Dates and Times
|Linked pages on this wiki||,
Virtually all data one might want to collect as part of doing personal science, has some form of timestamp associated with it; that is, the moment when the data was collected. Unfortunately handling dates and times isn't as straightforward as one might assume. The challenge of correctly doing so is often only half-jokingly called "one of computer science's hardest problems". Why are dates and times difficult to catalog? There are many reasons, including traveling across time zones and daylight savings time.
Users interested in this topic (add your name to the list below!)[edit | edit source]
Common Date/Time issues[edit | edit source]
Time Zone Changes[edit | edit source]
Many issues around properly recording the dates & times for observations center around changing the clock. While commonly associated with travel, this is not the only problem, as many countries change their clocks twice a year to move from/to daylight saving time.
Unfortunately many commercial tools used for personal science, such as a lot of wearables, do not properly record the time zones in which data was recorded, but rather use one of two different approaches for this, which have their own drawbacks:
- Saving all data in UTC time
- Saving all data in local time of recording
Data in UTC[edit | edit source]
An often used strategy is to save all observations in Coordinated Universal Time, which during non-daylight-saving time is the same as Greenwich Mean Time in the UK. Typically the data is then converted to the current local time when displayed in e.g. apps or data visualizations.
While this makes the storage and calculation of correct times relatively straightforward it becomes impossible to reliably calculate the actual local time at which the data was collected when changes in time zones start to come into play.
E.g. In the simplest scenario half of your data will be off by one for data recorded during daylight saving time but displayed when being in standard time and vice versa. Things get even more tricky if you travel or move between time zones. For all of these cases the only way to reliably calculate the local time is by knowing the geographic location for each observation. If you have reliable geolocation information for yourself, then consistently storing all data in UTC might be the easiest approach, as you don't have to handle different timezones when merging data.
Data in local time[edit | edit source]
The problem of changes in time zones can be minimized by storing each observation/timepoint in the local time at which it was experienced. Many tools record the local time, but unfortunately omit saving the actual time zone. This minimizes the problematic cases that are a result of solely storing UTC data, but is still not ideal. A simple example: When switching from daylight saving time to standard time, one hour of time is effectively duplicated if no time zone information is provided, with no way to differentiate them from each other. The problem becomes even more pronounced when traveling through a larger number of time zones.
Data in local time with timezone information[edit | edit source]
Both above mentioned problems can be avoided when observations are timestamped not only with the local time, but also the present offset from UTC/the time zone they are experienced in. Some frequently used tools for personal science (such as the Apple Watch/Apple Health) store the data in this way, but this seems to be the exception from the rule.

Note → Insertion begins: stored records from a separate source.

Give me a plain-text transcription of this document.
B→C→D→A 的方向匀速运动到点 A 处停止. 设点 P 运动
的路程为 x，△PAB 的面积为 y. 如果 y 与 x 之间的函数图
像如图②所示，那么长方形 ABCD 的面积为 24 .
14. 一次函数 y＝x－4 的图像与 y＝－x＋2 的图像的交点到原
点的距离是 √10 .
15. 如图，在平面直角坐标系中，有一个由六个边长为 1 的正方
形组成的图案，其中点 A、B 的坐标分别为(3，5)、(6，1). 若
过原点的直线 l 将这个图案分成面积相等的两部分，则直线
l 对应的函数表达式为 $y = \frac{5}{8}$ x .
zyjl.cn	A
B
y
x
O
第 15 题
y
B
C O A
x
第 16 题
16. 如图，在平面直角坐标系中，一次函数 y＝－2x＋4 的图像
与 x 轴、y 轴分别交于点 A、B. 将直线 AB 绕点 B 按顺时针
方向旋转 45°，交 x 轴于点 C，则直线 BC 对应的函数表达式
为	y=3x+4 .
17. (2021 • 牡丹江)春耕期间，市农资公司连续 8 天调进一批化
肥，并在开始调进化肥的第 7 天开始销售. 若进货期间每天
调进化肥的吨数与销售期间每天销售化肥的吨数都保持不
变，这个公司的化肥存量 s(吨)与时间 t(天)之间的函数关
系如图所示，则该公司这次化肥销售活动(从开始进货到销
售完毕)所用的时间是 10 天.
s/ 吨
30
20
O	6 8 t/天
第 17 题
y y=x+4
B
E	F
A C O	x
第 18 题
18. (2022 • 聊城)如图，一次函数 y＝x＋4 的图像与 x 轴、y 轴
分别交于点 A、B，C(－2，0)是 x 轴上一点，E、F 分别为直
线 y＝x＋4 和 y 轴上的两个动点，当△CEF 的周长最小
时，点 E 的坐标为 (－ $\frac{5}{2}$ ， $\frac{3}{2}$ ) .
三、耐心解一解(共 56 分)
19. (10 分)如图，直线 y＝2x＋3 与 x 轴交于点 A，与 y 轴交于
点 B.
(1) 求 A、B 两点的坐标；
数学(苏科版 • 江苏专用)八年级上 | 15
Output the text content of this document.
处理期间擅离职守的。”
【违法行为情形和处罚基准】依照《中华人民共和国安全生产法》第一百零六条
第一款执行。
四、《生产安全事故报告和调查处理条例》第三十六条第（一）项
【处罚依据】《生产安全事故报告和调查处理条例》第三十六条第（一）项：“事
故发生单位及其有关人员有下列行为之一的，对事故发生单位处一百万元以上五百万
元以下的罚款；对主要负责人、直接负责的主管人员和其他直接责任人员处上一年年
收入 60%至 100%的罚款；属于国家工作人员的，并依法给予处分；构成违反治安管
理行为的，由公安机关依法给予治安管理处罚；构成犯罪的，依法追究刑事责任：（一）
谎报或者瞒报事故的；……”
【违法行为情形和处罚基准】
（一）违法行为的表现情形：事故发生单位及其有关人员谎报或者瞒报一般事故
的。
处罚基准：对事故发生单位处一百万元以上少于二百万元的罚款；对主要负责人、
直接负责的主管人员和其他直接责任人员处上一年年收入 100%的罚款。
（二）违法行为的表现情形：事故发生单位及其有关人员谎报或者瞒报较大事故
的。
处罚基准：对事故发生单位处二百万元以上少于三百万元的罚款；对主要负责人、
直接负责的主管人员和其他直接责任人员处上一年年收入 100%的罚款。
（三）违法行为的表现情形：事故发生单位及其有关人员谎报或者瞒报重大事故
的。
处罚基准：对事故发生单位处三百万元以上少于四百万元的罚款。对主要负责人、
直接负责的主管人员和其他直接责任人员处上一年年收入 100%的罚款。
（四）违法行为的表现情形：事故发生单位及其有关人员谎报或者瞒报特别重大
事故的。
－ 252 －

If you are designing your own data collection protocol for your personal science project and you expect changes in time zones (either due to travel or daylight saving time) a good rule of thumb can be to collect the local time alongside the timezone information. A problem that can occur with this strategy is when the timezone information is faulty or gets lost along the way of the data processing, so one needs to be cautious when using this approach.
What is a day?[edit | edit source]
Boundaries of days are another common issue when it comes to handling dates & times for personal science. While our calendar and clock progress to the next day every midnight, for many people this does not accurately reflect how they think of a single day. Instead, a day is experienced as the time period between wake-up and going to sleep again. Despite this, many tools and in particular wearable devices (such as Apple Watch and Fitbits) enforce a day break at midnight, meaning that e.g. activity, heart rate and other variables recorded after midnight (but before going to sleep) is already recorded for the new day.
At the same time not all devices default to the calendar-based standard: E.g. the Oura Ring devices provide daily aggregate meetings which measure a day as the time period between sleep periods. This means one needs to be cautious when comparing daily summary statistics from different sources, as they might use different ways to define a day.
Which day is it?[edit | edit source]
Not only can are the boundaries of days problematic: For activities which typically span across day-boundaries, one might take different approaches regarding to which day the data should be associated. Tracking sleep is a typical example of this: If you go to sleep before midnight on day X and wake up on day X+1, for which date do you want to associate the summary statistics of your night's sleep?
Some tools (e.g. Fitbit) will choose day X+1 as the day to associate the sleep, i.e. the day on which you wake up. Other tools (e.g. the Oura Ring) will choose day X as the day for the sleep summary statistics, i.e. the day you went to sleep (Interestingly this even happens if you go to sleep after midnight).
It can be important to understand this distinction both when comparing different sleep metrics to each other, in order to compare data from the correct dates but also when trying to understand how sleep might affect other variables. Not understanding for which day the sleep is recorded can easily result in being off-by-one.